Waxahatchee is Katie Crutchfield's project, and it's basically her documenting growing up in real time through increasingly confident songwriting. Started as bedroom recordings in the early 2010s, the project gradually moved from lo-fi indie rock toward something with actual country and folk bones. The album Saint Cloud marked a real turning point—it's stripped back, honest, and sounds like someone who figured out exactly what she wanted to say. Crutchfield writes about relationships, self-doubt, sobriety, and the weirdness of being from Alabama with indie rock aspirations. Her voice sits somewhere between conversational and devastating depending on the song. The recent stuff leans harder into that Americana thing without losing the indie sensibility. It's the kind of project that rewards actually listening to full albums rather than just the singles.

Shows are quiet enough that you notice when someone's phone goes off. Crutchfield commands attention without trying hard—just her and her guitar mostly, though the band versions feel bigger without losing that intimacy. Crowds tend toward the contemplative, people actually listening rather than talking through songs.

Known for Saint Cloud, Fire, Lilacs, Angels & Insects, Tennessee Whiskey

Waxahatchee rolled through Merriweather Post Pavilion in September 2025, and the set felt like watching someone flip through their own archives. Katie Crutchfield opened with "3 Sisters," a deep cut that set the tone for a show built on album tracks rather than obvious singles. The band carved through "Evil Spawn" and "Can't Do Much" with the kind of ease that comes from a songwriter who's lived in their own material long enough to know its bones. "Mud" and "Lone Star Lake" landed with particular weight—the kind of songs that don't announce themselves but stick around. Closing on "Fire" was the right call, a final exhale after spending an evening in Waxahatchee's reflective corners.

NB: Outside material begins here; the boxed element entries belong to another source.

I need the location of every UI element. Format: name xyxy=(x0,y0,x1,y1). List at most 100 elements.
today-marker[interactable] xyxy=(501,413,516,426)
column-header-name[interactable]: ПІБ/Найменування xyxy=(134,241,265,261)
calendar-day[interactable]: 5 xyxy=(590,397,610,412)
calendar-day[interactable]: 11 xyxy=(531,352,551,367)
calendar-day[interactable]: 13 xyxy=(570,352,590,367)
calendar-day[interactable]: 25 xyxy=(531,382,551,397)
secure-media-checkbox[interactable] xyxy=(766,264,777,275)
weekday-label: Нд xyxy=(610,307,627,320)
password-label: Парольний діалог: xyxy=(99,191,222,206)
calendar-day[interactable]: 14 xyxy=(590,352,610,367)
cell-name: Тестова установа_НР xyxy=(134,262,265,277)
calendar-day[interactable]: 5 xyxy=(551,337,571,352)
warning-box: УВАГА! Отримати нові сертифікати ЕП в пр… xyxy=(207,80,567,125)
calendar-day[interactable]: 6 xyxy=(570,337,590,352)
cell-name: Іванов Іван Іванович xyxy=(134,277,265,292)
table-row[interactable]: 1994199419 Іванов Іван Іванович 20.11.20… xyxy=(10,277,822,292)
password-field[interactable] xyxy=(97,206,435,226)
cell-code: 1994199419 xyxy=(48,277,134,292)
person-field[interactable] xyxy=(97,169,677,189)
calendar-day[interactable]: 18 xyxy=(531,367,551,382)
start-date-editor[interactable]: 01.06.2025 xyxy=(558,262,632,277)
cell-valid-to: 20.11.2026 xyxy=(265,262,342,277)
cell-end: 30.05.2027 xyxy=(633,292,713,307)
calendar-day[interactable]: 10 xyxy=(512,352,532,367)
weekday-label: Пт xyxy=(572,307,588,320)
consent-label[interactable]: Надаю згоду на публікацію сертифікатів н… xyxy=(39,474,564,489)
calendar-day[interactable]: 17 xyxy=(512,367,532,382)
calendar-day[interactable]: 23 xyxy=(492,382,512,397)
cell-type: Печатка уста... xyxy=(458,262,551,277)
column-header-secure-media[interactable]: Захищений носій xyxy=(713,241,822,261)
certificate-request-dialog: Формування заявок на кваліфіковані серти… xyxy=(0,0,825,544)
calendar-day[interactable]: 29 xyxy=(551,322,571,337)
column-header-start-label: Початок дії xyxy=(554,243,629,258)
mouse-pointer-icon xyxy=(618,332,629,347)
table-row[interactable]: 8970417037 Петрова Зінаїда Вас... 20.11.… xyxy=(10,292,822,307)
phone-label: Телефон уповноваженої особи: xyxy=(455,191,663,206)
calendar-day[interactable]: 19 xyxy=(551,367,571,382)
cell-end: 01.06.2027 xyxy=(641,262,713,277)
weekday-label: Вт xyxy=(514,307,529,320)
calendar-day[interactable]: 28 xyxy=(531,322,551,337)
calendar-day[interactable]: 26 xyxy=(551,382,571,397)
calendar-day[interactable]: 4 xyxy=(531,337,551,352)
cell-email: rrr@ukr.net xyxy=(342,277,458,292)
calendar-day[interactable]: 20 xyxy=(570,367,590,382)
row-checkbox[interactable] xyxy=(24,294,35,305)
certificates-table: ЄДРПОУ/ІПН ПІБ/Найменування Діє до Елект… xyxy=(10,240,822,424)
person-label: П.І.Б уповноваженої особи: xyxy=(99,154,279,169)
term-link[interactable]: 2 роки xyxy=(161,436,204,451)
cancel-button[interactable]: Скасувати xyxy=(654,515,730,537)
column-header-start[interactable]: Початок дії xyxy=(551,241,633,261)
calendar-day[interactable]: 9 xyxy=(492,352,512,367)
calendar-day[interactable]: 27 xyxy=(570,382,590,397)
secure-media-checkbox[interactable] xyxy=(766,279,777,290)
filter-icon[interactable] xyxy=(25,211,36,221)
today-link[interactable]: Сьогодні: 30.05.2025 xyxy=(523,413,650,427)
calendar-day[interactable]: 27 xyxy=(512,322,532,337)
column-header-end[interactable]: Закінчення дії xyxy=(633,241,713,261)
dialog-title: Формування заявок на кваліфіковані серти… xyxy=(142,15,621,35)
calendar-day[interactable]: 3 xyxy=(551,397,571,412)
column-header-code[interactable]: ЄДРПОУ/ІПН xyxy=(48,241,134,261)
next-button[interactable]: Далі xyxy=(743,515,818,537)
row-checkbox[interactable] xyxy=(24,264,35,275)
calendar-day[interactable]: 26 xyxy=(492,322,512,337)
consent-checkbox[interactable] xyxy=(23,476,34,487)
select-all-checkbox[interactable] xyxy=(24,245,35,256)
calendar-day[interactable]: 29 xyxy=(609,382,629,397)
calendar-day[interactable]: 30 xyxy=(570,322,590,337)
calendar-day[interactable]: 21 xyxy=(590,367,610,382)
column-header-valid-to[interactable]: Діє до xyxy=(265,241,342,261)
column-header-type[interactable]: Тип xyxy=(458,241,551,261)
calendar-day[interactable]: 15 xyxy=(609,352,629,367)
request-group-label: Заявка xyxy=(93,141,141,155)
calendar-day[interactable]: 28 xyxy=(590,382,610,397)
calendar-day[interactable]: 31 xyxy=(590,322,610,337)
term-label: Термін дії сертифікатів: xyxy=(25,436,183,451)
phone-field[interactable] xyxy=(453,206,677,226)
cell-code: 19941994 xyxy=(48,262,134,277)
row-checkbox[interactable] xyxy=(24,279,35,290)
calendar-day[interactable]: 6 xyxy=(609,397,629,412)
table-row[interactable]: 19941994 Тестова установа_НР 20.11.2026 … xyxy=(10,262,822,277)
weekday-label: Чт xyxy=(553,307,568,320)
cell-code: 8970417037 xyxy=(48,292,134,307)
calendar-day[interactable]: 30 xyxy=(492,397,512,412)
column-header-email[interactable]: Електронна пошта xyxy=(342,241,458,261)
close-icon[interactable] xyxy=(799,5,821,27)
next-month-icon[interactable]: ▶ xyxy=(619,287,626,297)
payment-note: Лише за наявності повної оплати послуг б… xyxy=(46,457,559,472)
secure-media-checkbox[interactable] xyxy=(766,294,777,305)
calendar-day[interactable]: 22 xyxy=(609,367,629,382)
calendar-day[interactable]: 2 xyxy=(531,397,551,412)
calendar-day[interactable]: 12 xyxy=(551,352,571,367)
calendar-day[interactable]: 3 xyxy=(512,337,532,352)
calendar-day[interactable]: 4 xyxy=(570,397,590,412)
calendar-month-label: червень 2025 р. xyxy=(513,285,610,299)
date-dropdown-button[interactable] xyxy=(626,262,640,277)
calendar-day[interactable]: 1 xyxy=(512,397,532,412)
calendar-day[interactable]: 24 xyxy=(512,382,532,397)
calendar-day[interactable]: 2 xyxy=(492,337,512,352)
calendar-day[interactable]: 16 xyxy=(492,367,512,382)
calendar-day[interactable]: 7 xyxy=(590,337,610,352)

Baltimore's music scene thrives on artists who dig into their own experience rather than chase trends. The city's produced plenty of introspective songwriters and indie veterans who build loyal followings through deliberate, album-focused work. Waxahatchee fits that DNA—Crutchfield's sparse, unflinching approach to songwriting resonates in a market that values authenticity over flash. Merriweather, perched between the city and its suburbs, has become the natural home for artists like this, where depth matters more than spectacle.

Stay in Canton or Federal Hill—both neighborhoods have the restaurants and bars worth spending time in. Try Alma Cocina for Peruvian fare or Pabu for Japanese if you want something substantial before the show. Walk around the Inner Harbor, grab coffee at a local roaster. The Walters Art Museum is genuinely excellent and free. Check out what's at The Lyric or Hippodrome if there's live music the nights before or after. Baltimore's best asset is that it doesn't feel overly polished—the authenticity matches the vibe of a band like Journey.